In this assignment, you will research and develop a presentation about the culture of a particular ethnic group different from your own (for example, Asian, Euro-American, Scandinavian, African American, Latin American, or Anglo-Saxon) as related to communication. This will help you increase your awareness of your own perspectives and the limitations of your perspectives. You will gain a better understanding of the link between culture and gender and how both impact communication.
Using the Argosy University online library resources and the Internet, research the culture you have chosen. Prepare a presentation with detailed speaker’s notes and use scholarly resources for support. Use the speaker’s notes area for explanatory comments and citation of sources.
In your presentation, include the following sections:

Introduction to the culture
Background information (history, government, cultural traditions [practices], health care practices, values, beliefs, etc.)

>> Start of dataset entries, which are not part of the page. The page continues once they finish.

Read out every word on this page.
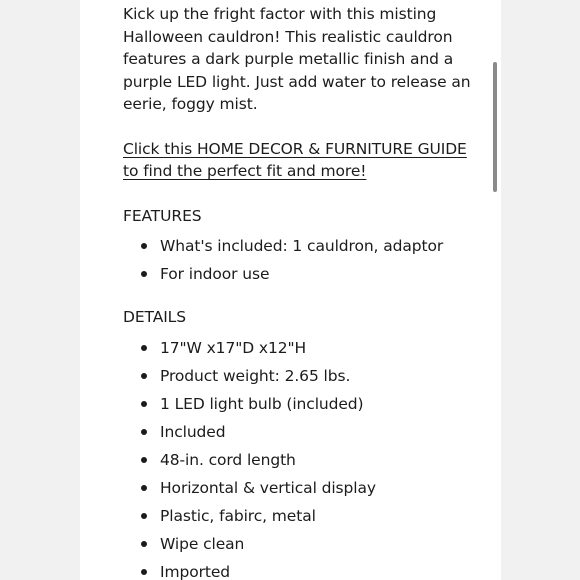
Kick up the fright factor with this misting Halloween cauldron! This realistic cauldron features a dark purple metallic finish and a purple LED light. Just add water to release an eerie, foggy mist.

Click this HOME DECOR & FURNITURE GUIDE to find the perfect fit and more!
FEATURES
What's included: 1 cauldron, adaptor
For indoor use
DETAILS
17"W x17"D x12"H
Product weight: 2.65 lbs.
1 LED light bulb (included)
Included
48-in. cord length
Horizontal & vertical display
Plastic, fabirc, metal
Wipe clean
Imported
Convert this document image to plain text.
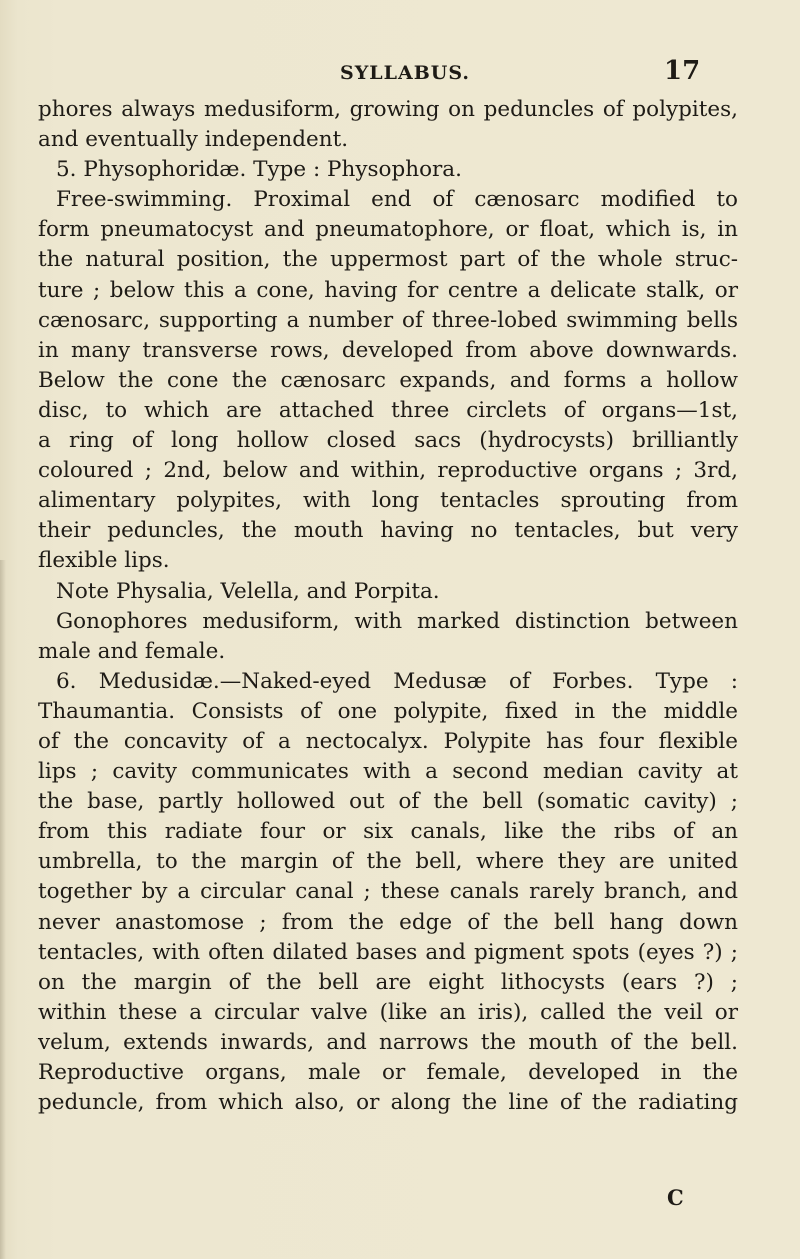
SYLLABUS.	17
phores always medusiform, growing on peduncles of polypites,
and eventually independent.
5. Physophoridæ. Type : Physophora.
Free-swimming. Proximal end of cænosarc modified to
form pneumatocyst and pneumatophore, or float, which is, in
the natural position, the uppermost part of the whole struc-
ture ; below this a cone, having for centre a delicate stalk, or
cænosarc, supporting a number of three-lobed swimming bells
in many transverse rows, developed from above downwards.
Below the cone the cænosarc expands, and forms a hollow
disc, to which are attached three circlets of organs—1st,
a ring of long hollow closed sacs (hydrocysts) brilliantly
coloured ; 2nd, below and within, reproductive organs ; 3rd,
alimentary polypites, with long tentacles sprouting from
their peduncles, the mouth having no tentacles, but very
flexible lips.
Note Physalia, Velella, and Porpita.
Gonophores medusiform, with marked distinction between
male and female.
6. Medusidæ.—Naked-eyed Medusæ of Forbes. Type :
Thaumantia. Consists of one polypite, fixed in the middle
of the concavity of a nectocalyx. Polypite has four flexible
lips ; cavity communicates with a second median cavity at
the base, partly hollowed out of the bell (somatic cavity) ;
from this radiate four or six canals, like the ribs of an
umbrella, to the margin of the bell, where they are united
together by a circular canal ; these canals rarely branch, and
never anastomose ; from the edge of the bell hang down
tentacles, with often dilated bases and pigment spots (eyes ?) ;
on the margin of the bell are eight lithocysts (ears ?) ;
within these a circular valve (like an iris), called the veil or
velum, extends inwards, and narrows the mouth of the bell.
Reproductive organs, male or female, developed in the
peduncle, from which also, or along the line of the radiating
C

An overview of gender roles in the selected culture
Observations and analysis of the culture that distinguish the culture as unique
A discussion of how what you have learned about the culture you researched has impacted your general view about communicating with others different from yourself
A comparison of the culture you researched and your own cultural traditions, values, and beliefs
Conclusions and recommendations of how to “bridge the communication gap” between the culture you researched and your own
References

Develop a 10 to 15-slide presentation in PowerPoint format. Apply APA standards for writing style to your work. Be sure to cite your sources using APA standards and include a separate slide(s) with a complete reference list of any resources used in your research.